Optical, Dielectric, and Thermal Properties of Bio-Based Polyimides Derived from An Isosorbide-Containing Diamine

Abstract

The need for functional polymers derived from plant-based materials has increased from a carbon-neutral perspective. Herein, six different semialicyclic isosorbide-containing diamine-based polyimides (ISSD-PIs) are synthesized by incorporating isosorbide (ISS), which is a D-glucose derivative, into the diamine moiety to investigate the relationship between the chemical structure and optical, thermal, and dielectric properties. Compared with the conventional fully aromatic PIs, such as Kapton, the as-prepared ISSD-PIs demonstrate excellent optical transparency, low refractive indices (1.554–1.633), low birefringence (0.0084–0.0348) at 1310 nm, and low dielectric constants (2.93–3.36) with moderate dissipation factors (0.0112–0.0267) at 10 GHz. They also exhibit excellent thermal stability, with glass transition temperatures exceeding 250 °C and 5% thermal decomposition temperatures exceeding 400 °C. The chirality of the ISS skeleton remains intact, displaying characteristic circular dichroism.

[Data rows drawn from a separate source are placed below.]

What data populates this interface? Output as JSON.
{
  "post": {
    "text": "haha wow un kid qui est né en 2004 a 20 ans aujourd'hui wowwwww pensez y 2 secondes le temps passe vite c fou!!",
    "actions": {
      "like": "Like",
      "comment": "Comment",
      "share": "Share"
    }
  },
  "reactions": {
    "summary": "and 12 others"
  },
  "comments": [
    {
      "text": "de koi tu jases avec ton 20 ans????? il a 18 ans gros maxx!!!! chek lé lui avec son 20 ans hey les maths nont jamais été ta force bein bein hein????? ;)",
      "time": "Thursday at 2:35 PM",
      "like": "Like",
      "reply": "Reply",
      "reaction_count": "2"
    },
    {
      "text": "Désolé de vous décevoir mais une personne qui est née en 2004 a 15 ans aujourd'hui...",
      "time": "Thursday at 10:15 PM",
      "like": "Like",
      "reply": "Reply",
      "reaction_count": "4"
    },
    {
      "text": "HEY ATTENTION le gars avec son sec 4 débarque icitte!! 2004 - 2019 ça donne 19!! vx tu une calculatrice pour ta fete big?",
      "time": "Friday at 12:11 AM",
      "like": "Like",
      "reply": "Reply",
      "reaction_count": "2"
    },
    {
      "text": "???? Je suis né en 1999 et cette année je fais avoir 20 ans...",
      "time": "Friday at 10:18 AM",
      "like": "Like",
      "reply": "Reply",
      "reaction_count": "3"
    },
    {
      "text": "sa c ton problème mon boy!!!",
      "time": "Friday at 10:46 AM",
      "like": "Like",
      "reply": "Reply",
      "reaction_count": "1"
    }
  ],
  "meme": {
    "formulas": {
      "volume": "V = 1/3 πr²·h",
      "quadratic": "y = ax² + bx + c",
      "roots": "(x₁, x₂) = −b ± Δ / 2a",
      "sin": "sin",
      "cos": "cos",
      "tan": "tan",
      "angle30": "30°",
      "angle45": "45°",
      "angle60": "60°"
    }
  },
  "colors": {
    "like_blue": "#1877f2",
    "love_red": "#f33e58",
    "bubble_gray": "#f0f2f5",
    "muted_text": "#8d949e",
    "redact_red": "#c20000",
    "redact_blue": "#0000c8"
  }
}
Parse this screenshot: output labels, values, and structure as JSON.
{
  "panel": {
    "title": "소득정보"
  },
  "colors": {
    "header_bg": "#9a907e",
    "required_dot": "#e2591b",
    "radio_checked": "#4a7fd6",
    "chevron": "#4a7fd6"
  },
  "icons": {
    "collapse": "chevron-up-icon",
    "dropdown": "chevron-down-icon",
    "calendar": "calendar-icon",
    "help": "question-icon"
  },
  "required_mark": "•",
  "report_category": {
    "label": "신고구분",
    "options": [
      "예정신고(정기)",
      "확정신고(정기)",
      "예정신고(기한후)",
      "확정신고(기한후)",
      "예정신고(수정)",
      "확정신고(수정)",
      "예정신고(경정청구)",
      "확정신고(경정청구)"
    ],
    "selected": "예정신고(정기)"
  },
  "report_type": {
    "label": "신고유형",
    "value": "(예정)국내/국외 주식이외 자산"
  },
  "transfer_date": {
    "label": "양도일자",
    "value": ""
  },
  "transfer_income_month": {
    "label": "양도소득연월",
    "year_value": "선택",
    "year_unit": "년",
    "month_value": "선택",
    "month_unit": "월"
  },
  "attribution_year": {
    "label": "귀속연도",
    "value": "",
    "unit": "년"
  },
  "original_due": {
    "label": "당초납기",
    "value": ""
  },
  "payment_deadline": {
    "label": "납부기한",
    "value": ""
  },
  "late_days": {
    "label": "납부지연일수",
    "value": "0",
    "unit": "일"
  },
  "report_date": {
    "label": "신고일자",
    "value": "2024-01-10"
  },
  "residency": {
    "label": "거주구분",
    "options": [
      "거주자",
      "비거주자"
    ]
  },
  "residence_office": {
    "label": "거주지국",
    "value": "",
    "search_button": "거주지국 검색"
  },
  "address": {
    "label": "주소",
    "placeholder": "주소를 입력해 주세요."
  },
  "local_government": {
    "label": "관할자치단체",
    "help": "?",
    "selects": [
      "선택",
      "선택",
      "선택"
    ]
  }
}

This study shows that the incorporation of ISS into PI chains enhances their optical and dielectric properties while maintaining thermal stability by increasing the free volume and reducing intermolecular interactions. In addition, the physical properties of the ISSD-PIs are more dependent on the rigidity of the dianhydride moiety, which directly affects the molecular packing of the PI chains, rather than that of the diamine moiety.